VocalEssence was founded in 1969 under the name Plymouth Music Series as a community music program of Plymouth Congregational Church and incorporated as a separate 501(c)(3) organization with its own board of directors in 1979. The organization changed its name to VocalEssence in 2002. It has 10 full- and part-time staff members including artistic director Philip Brunelle and Executive Director Amy Jaine Wielunski.

== Repertoire ==
VocalEssence has commissioned over 130 new works ranging from brief a cappella pieces to full scale choral and symphonic works. VocalEssence has co-commissioned operas with Opera Theatre of St. Louis (Loss of Eden by Cary John Franklin) and the Library of Congress (Barnum’s Bird by Libby Larsen).

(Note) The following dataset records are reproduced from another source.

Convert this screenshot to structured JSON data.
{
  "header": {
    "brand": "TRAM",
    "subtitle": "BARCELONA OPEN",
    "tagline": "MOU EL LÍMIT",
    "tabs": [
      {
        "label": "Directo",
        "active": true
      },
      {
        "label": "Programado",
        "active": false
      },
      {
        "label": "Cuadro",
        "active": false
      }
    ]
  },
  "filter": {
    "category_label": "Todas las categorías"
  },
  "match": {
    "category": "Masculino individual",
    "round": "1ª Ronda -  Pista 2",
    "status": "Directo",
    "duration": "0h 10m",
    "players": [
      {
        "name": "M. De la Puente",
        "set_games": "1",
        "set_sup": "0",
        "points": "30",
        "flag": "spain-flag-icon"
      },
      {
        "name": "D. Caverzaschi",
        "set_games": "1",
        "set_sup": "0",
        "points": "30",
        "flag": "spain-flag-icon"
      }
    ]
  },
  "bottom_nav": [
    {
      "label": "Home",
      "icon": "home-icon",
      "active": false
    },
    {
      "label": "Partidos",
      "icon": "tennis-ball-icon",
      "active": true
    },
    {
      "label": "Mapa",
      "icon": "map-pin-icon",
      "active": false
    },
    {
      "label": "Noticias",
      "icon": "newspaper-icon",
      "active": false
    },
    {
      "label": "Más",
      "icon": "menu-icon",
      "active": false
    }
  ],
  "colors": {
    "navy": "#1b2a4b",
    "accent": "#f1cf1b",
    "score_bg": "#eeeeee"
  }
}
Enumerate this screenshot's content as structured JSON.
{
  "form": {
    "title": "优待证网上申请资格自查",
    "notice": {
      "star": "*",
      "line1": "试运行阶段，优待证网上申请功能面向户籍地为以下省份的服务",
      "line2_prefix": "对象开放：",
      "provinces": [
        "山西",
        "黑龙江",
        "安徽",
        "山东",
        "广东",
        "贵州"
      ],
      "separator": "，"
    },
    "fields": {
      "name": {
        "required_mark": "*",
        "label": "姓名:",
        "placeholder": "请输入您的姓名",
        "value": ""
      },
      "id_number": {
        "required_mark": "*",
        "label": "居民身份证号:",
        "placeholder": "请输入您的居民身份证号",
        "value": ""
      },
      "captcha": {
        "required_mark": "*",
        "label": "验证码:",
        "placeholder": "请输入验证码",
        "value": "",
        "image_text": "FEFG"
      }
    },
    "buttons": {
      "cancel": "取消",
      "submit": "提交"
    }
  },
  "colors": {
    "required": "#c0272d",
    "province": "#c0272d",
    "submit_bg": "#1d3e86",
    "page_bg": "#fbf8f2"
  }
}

The ensemble's history is filled with notable performances, often included new works by composers from far-off countries and other regions; in some cases, Brunelle simply cold-called composers to get permission to do new works. A notable local tie-in were 1996 and 2024 productions of ABBA pop group members Benny Andersson and Björn Ulvaeus' musical Kristina, about a family migrating from Sweden to Minnesota.

== Discography ==
The organization has released nine recordings, including four compact discs of classical music by African American composers (The WITNESS Collection), two discs featuring guest artist Garrison Keillor, a recording of American folksongs and the world premiere recording of The World Beloved: A Bluegrass Mass by Carol Barnett, featuring the bluegrass ensemble Monroe Crossing. VocalEssence also re-released its world premiere recording of Conrad Susa's Carols and Lullabies: Christmas in the Southwest.

== Awards ==
VocalEssence has received the ASCAP Award for Adventurous Programming of Contemporary Music five times and it was awarded the once-in-an-organizational lifetime Margaret Hillis Achievement Award for Choral Excellence in 1996.